## Import Libraries

In [47]:

from nltk import sent_tokenize, word_tokenize
from nltk.corpus import stopwords
from string import punctuation
import numpy as np
import pandas as pd
import re
import os
import codecs
from sklearn import feature_extraction
import matplotlib.pyplot as plt
%matplotlib inline
from sklearn.metrics import pairwise_distances_argmin_min
import nltk
nltk.download('punkt')
from sklearn.metrics.pairwise import cosine_similarity
from sklearn.feature_extraction.text import TfidfVectorizer 


[nltk_data] Downloading package punkt to
[nltk_data]     /Users/hackintosh/nltk_data...
[nltk_data]   Package punkt is already up-to-date!


## Find Similarities Function
This function will determine which sentences to extract from the article's text by finding the cosine similarity between all tf-idf transformed sentences. The extracted sentences will have the highest average cosine similarity to the remaining sentences. By doing this, the summary should include sentences that show the highest importance to the article.

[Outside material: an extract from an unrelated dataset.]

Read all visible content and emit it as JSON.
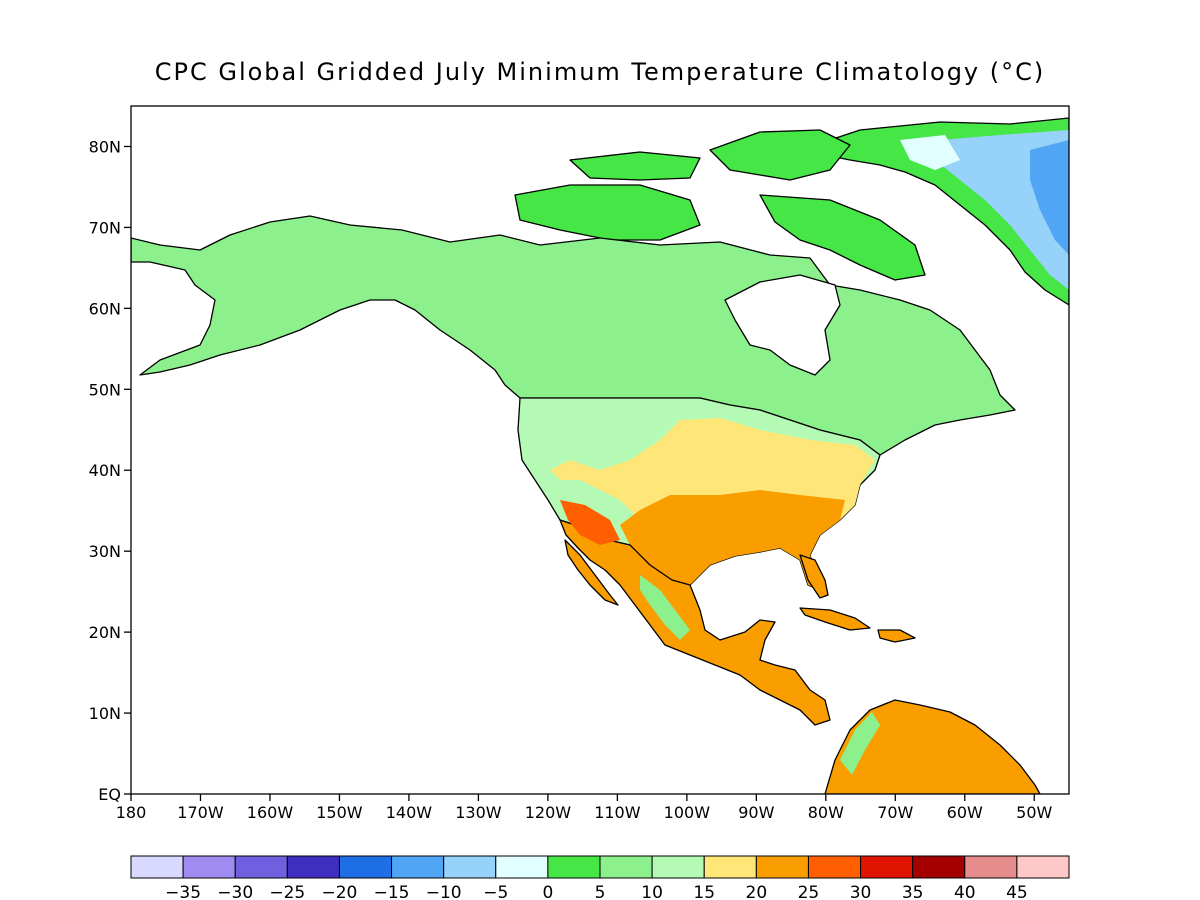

> Purnamasari (2019), Cosine Similarity models term into vectors and calculate the cosine value of two tokens. The token used
can be in the form of words, paragraphs, or even the entire source-text. Sorted cosine value will indicate
the similarity among terms. High scores will indicate a large degree of similarity.

In [48]:
def find_similarities(text):
    # tokenize sentences
    sentences = sent_tokenize(text)
    #set stop words
    stops = list(set(stopwords.words('english'))) + list(punctuation)
    
    #vectorize sentences and remove stop words
    vectorizer = TfidfVectorizer(stop_words = stops)
    #transform using TFIDF vectorizer
    trsfm=vectorizer.fit_transform(sentences)
    
    #creat df for input article
    text_df = pd.DataFrame(trsfm.toarray(),columns=vectorizer.get_feature_names(),index=sentences)
    
    #declare how many sentences to use in summary
    num_sentences = text_df.shape[0]
    num_summary_sentences = int(np.ceil(num_sentences**.5))
        
    #find cosine similarity for all sentence pairs
    similarities = cosine_similarity(trsfm, trsfm)
    
    #create list to hold avg cosine similarities for each sentence
    avgs = []
    for i in similarities:
        avgs.append(i.mean())
     
    #find index values of the sentences to be used for summary
    top_idx = np.argsort(avgs)[-num_summary_sentences:]
    
    return top_idx

In [49]:

def build_summary(text):
    #find sentences to extract for summary
    sents_for_sum = find_similarities(text)
    #sort the sentences
    sort = sorted(sents_for_sum)
    #display which sentences have been selected
    # print(sort)
    
    sent_list = sent_tokenize(text)
    #print number of sentences in full article
    # print(len(sent_list))
    
    
    #extract the selected sentences from the original text
    sents = []
    for i in sort:
        sents.append(sent_list[i].replace('\n', ''))
    
    #join sentences together for final output
    summary = ' '.join(sents)
    return summary

In [51]:

file = '../text_data/summary.txt'
file = open(file , 'r')
text = file.read()

print('Cosine similarity: \n')
print(build_summary(text))

Cosine similarity: 

Today organizations require better use of data and analytics to support their business deci- sions. Internet power and business trend changes have provided a broad term for data analytics – Big Data. It helps to provide not only reliable data and good analysis but at the same time to optimize the process and increase added value.